3) Vejo meu neto de 14 anos fazer e acontecer em jogos cibernéticos ao meu lado, e me lembro de que na idade dele (1955) eu nem sonhava que, um dia, haveria passatempos desse tipo. Internet? Nem pensar, até o final dos anos 90! Quantas e quantas vezes datilografei artigos para os jornais, corrigi-os à mão, datilografei-os novamente e fui levá-los às redações, tendo o desgosto, depois, de ver erros terríveis de português ou simples lapsos cometidos pelo linotipista, na composição da página do diário. Guardo ainda várias versões datilografadas de romances meus, pois a cada revisão enchia-as de cortes e acréscimos que teria, em seguida, de eliminar na nova versão. Para mandar livros como “Israel Rêmora” e “A Canga” para concursos que exigiam sete cópias, tinha de datilografar tudo novamente em “papel flor” – finíssimo – com seis carbonos no meio. Uma mão-de-obra estúpida.

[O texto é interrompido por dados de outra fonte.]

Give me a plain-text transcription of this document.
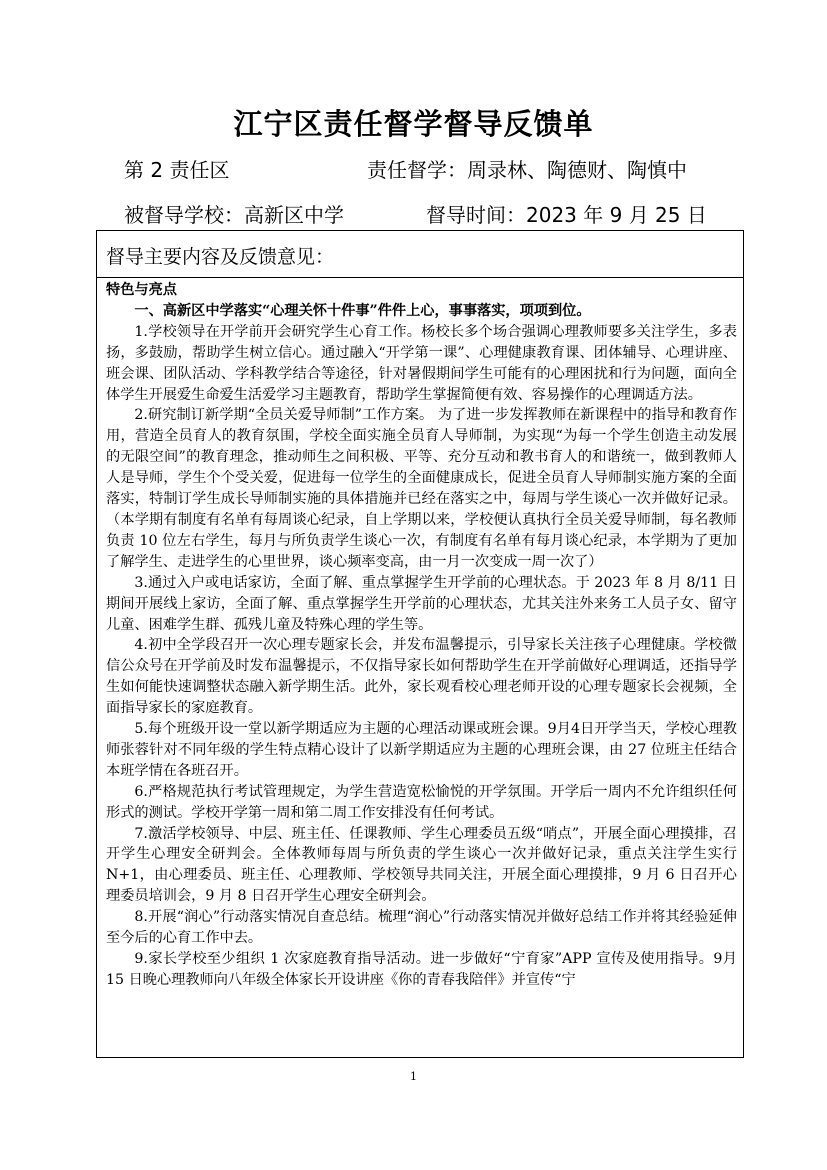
江宁区责任督学督导反馈单
第 2 责任区	责任督学：周录林、陶德财、陶慎中
被督导学校：高新区中学	督导时间：2023 年 9 月 25 日
督导主要内容及反馈意见：
特色与亮点

一、高新区中学落实“心理关怀十件事”件件上心，事事落实，项项到位。

1.学校领导在开学前开会研究学生心育工作。杨校长多个场合强调心理教师要多关注学生，多表扬，多鼓励，帮助学生树立信心。通过融入“开学第一课”、心理健康教育课、团体辅导、心理讲座、班会课、团队活动、学科教学结合等途径，针对暑假期间学生可能有的心理困扰和行为问题，面向全体学生开展爱生命爱生活爱学习主题教育，帮助学生掌握简便有效、容易操作的心理调适方法。

2.研究制订新学期“全员关爱导师制”工作方案。 为了进一步发挥教师在新课程中的指导和教育作用，营造全员育人的教育氛围，学校全面实施全员育人导师制，为实现“为每一个学生创造主动发展的无限空间”的教育理念，推动师生之间积极、平等、充分互动和教书育人的和谐统一，做到教师人人是导师，学生个个受关爱，促进每一位学生的全面健康成长，促进全员育人导师制实施方案的全面落实，特制订学生成长导师制实施的具体措施并已经在落实之中，每周与学生谈心一次并做好记录。（本学期有制度有名单有每周谈心纪录，自上学期以来，学校便认真执行全员关爱导师制，每名教师负责 10 位左右学生，每月与所负责学生谈心一次，有制度有名单有每月谈心纪录，本学期为了更加了解学生、走进学生的心里世界，谈心频率变高，由一月一次变成一周一次了）

3.通过入户或电话家访，全面了解、重点掌握学生开学前的心理状态。于 2023 年 8 月 8/11 日期间开展线上家访，全面了解、重点掌握学生开学前的心理状态，尤其关注外来务工人员子女、留守儿童、困难学生群、孤残儿童及特殊心理的学生等。

4.初中全学段召开一次心理专题家长会，并发布温馨提示，引导家长关注孩子心理健康。学校微信公众号在开学前及时发布温馨提示，不仅指导家长如何帮助学生在开学前做好心理调适，还指导学生如何能快速调整状态融入新学期生活。此外，家长观看校心理老师开设的心理专题家长会视频，全面指导家长的家庭教育。

5.每个班级开设一堂以新学期适应为主题的心理活动课或班会课。9月4日开学当天，学校心理教师张蓉针对不同年级的学生特点精心设计了以新学期适应为主题的心理班会课，由 27 位班主任结合本班学情在各班召开。

6.严格规范执行考试管理规定，为学生营造宽松愉悦的开学氛围。开学后一周内不允许组织任何形式的测试。学校开学第一周和第二周工作安排没有任何考试。

7.激活学校领导、中层、班主任、任课教师、学生心理委员五级“哨点”，开展全面心理摸排，召开学生心理安全研判会。全体教师每周与所负责的学生谈心一次并做好记录，重点关注学生实行 N+1，由心理委员、班主任、心理教师、学校领导共同关注，开展全面心理摸排，9 月 6 日召开心理委员培训会，9 月 8 日召开学生心理安全研判会。

8.开展“润心”行动落实情况自查总结。梳理“润心”行动落实情况并做好总结工作并将其经验延伸至今后的心育工作中去。

9.家长学校至少组织 1 次家庭教育指导活动。进一步做好“宁育家”APP 宣传及使用指导。9月 15 日晚心理教师向八年级全体家长开设讲座《你的青春我陪伴》并宣传“宁

1
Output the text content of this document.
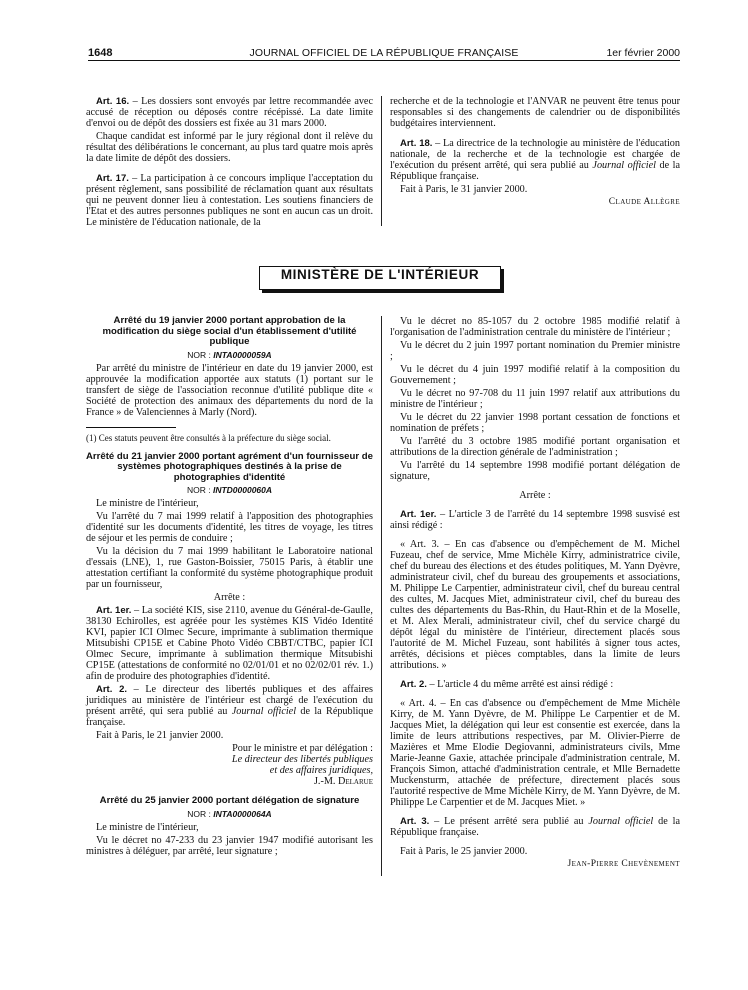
1648	JOURNAL OFFICIEL DE LA RÉPUBLIQUE FRANÇAISE	1er février 2000

Art. 16. – Les dossiers sont envoyés par lettre recommandée avec accusé de réception ou déposés contre récépissé. La date limite d'envoi ou de dépôt des dossiers est fixée au 31 mars 2000.

Chaque candidat est informé par le jury régional dont il relève du résultat des délibérations le concernant, au plus tard quatre mois après la date limite de dépôt des dossiers.

Art. 17. – La participation à ce concours implique l'acceptation du présent règlement, sans possibilité de réclamation quant aux résultats qui ne peuvent donner lieu à contestation. Les soutiens financiers de l'Etat et des autres personnes publiques ne sont en aucun cas un droit. Le ministère de l'éducation nationale, de la

recherche et de la technologie et l'ANVAR ne peuvent être tenus pour responsables si des changements de calendrier ou de disponibilités budgétaires interviennent.

Art. 18. – La directrice de la technologie au ministère de l'éducation nationale, de la recherche et de la technologie est chargée de l'exécution du présent arrêté, qui sera publié au Journal officiel de la République française.

Fait à Paris, le 31 janvier 2000.

Claude Allègre

MINISTÈRE DE L'INTÉRIEUR

Arrêté du 19 janvier 2000 portant approbation de la modification du siège social d'un établissement d'utilité publique

NOR : INTA0000059A

Par arrêté du ministre de l'intérieur en date du 19 janvier 2000, est approuvée la modification apportée aux statuts (1) portant sur le transfert de siège de l'association reconnue d'utilité publique dite « Société de protection des animaux des départements du nord de la France » de Valenciennes à Marly (Nord).

(1) Ces statuts peuvent être consultés à la préfecture du siège social.

Arrêté du 21 janvier 2000 portant agrément d'un fournisseur de systèmes photographiques destinés à la prise de photographies d'identité

NOR : INTD0000060A

Le ministre de l'intérieur,

Vu l'arrêté du 7 mai 1999 relatif à l'apposition des photographies d'identité sur les documents d'identité, les titres de voyage, les titres de séjour et les permis de conduire ;

Vu la décision du 7 mai 1999 habilitant le Laboratoire national d'essais (LNE), 1, rue Gaston-Boissier, 75015 Paris, à établir une attestation certifiant la conformité du système photographique produit par un fournisseur,

Arrête :

Art. 1er. – La société KIS, sise 2110, avenue du Général-de-Gaulle, 38130 Echirolles, est agréée pour les systèmes KIS Vidéo Identité KVI, papier ICI Olmec Secure, imprimante à sublimation thermique Mitsubishi CP15E et Cabine Photo Vidéo CBBT/CTBC, papier ICI Olmec Secure, imprimante à sublimation thermique Mitsubishi CP15E (attestations de conformité no 02/01/01 et no 02/02/01 rév. 1.) afin de produire des photographies d'identité.

Art. 2. – Le directeur des libertés publiques et des affaires juridiques au ministère de l'intérieur est chargé de l'exécution du présent arrêté, qui sera publié au Journal officiel de la République française.

Fait à Paris, le 21 janvier 2000.

Pour le ministre et par délégation :
Le directeur des libertés publiques
et des affaires juridiques,
J.-M. Delarue

Arrêté du 25 janvier 2000 portant délégation de signature

NOR : INTA0000064A

Le ministre de l'intérieur,

Vu le décret no 47-233 du 23 janvier 1947 modifié autorisant les ministres à déléguer, par arrêté, leur signature ;

Vu le décret no 85-1057 du 2 octobre 1985 modifié relatif à l'organisation de l'administration centrale du ministère de l'intérieur ;

Vu le décret du 2 juin 1997 portant nomination du Premier ministre ;

Vu le décret du 4 juin 1997 modifié relatif à la composition du Gouvernement ;

Vu le décret no 97-708 du 11 juin 1997 relatif aux attributions du ministre de l'intérieur ;

Vu le décret du 22 janvier 1998 portant cessation de fonctions et nomination de préfets ;

Vu l'arrêté du 3 octobre 1985 modifié portant organisation et attributions de la direction générale de l'administration ;

Vu l'arrêté du 14 septembre 1998 modifié portant délégation de signature,

Arrête :

Art. 1er. – L'article 3 de l'arrêté du 14 septembre 1998 susvisé est ainsi rédigé :

« Art. 3. – En cas d'absence ou d'empêchement de M. Michel Fuzeau, chef de service, Mme Michèle Kirry, administratrice civile, chef du bureau des élections et des études politiques, M. Yann Dyèvre, administrateur civil, chef du bureau des groupements et associations, M. Philippe Le Carpentier, administrateur civil, chef du bureau central des cultes, M. Jacques Miet, administrateur civil, chef du bureau des cultes des départements du Bas-Rhin, du Haut-Rhin et de la Moselle, et M. Alex Merali, administrateur civil, chef du service chargé du dépôt légal du ministère de l'intérieur, directement placés sous l'autorité de M. Michel Fuzeau, sont habilités à signer tous actes, arrêtés, décisions et pièces comptables, dans la limite de leurs attributions. »

Art. 2. – L'article 4 du même arrêté est ainsi rédigé :

« Art. 4. – En cas d'absence ou d'empêchement de Mme Michèle Kirry, de M. Yann Dyèvre, de M. Philippe Le Carpentier et de M. Jacques Miet, la délégation qui leur est consentie est exercée, dans la limite de leurs attributions respectives, par M. Olivier-Pierre de Mazières et Mme Elodie Degiovanni, administrateurs civils, Mme Marie-Jeanne Gaxie, attachée principale d'administration centrale, M. François Simon, attaché d'administration centrale, et Mlle Bernadette Muckensturm, attachée de préfecture, directement placés sous l'autorité respective de Mme Michèle Kirry, de M. Yann Dyèvre, de M. Philippe Le Carpentier et de M. Jacques Miet. »

Art. 3. – Le présent arrêté sera publié au Journal officiel de la République française.

Fait à Paris, le 25 janvier 2000.

Jean-Pierre Chevènement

4) Quantas vezes vou numa calçada tomada por estudantes que vêm em sentido contrário e me vejo forçado a descer para o asfalto, para que eles passem. Quando eu era um deles e via um “senhor” se aproximando, cedia-lhe passagem, baixando pro calçamento, como fora educado a fazer com todos os meus colegas, na escola. E todos temíamos mestras como Dona Celeste e Dona Yayá. Hoje, as notícias que leio e vejo são de velhas professoras apavoradas com as crianças.
5) Vejo a velhice remoçada, nos últimos anos. Meus pais e meus sogros usaram dentaduras desde jovens, o que não lhes evitava o precoce emurchecimento das faces. Por outro lado, as roupas que usaram, no transcorrer do tempo, foram todas “de acordo com a idade”. Quem assistiu ao “Zorba, o grego”, viu aquele bando de velhas de preto, lenços negros na cabeça, lembrando urubus doidos pra saquear as casas dos defuntos que velavam, assim que os percebessem expirando. Vi algumas dessas figuras em Pombal, quando lá cheguei , em 63, rachadas de rugas.
6) De meus quinze aos vinte anos tive de passar toda noite – entre onze e onze e meia - por longas ruas desabitadas, sem energia elétrica, lá em Sorocaba, e nunca me imaginei vítima de ladrões.
7) Quando estava escrevendo “A Verdadeira Estória de Jesus” (entre 1975 e 78), bateu-me uma pergunta: Se Cristo não existiu, conforme estou concluindo, como colou? Bati um papo com o Dr. Paulo Lacerda, psiquiatra (ou psicanalista) do BB a respeito. Ele me emprestou dois volumes de Freud – “Moisés e o Monoteísmo” e “Tótem e Tabu”. Devolvi-os depois da leitura, insatisfeito. Ele me disse, então, que a resposta poderia estar no pequeno livro de Nise da Silveira que me passou: “Jung – vida e obra”. Empolguei-me pelo suíço, discípulo, depois dissidente de Freud. Mas onde conseguir livros dele? Como um colega do banco – Chico Dácio - ensinava em Recife, pedi-lhe que me comprasse o que fosse do homem, por lá. Encontrou apenas uma edição espanhola de “O Homem e seus Símbolos”, que me deu a resposta requerida, com sua teoria de que todos temos o Self – o Si mesmo, que é o mais profundo de nós todos -, personificado por figuras como Buda, Moisés... e Cristo. Acho que isso não passa de um deslocamento do superego freudiano, mas tudo bem: daí que – conclui-se - não adianta discutir a respeito dos furos no fundador do cristianismo com crentes como Washington Rocha, por exemplo, porque o amigo – apesar de intelectual - sente no mais fundo de si mesmo, no Self ou no superego, que o homem existiu, que era filho de Deus, e estamos conversados. Mas o ponto para o qual eu queria chamar a atenção é que, hoje, você encontra as obras completas de Jung (e de qualquer outro autor ) pela internet, em qualquer parte do mundo, inclusive nas editoras, nas nossas livrarias e, também, nos sebos, que estão todos, agora, interligados numa imensa rede.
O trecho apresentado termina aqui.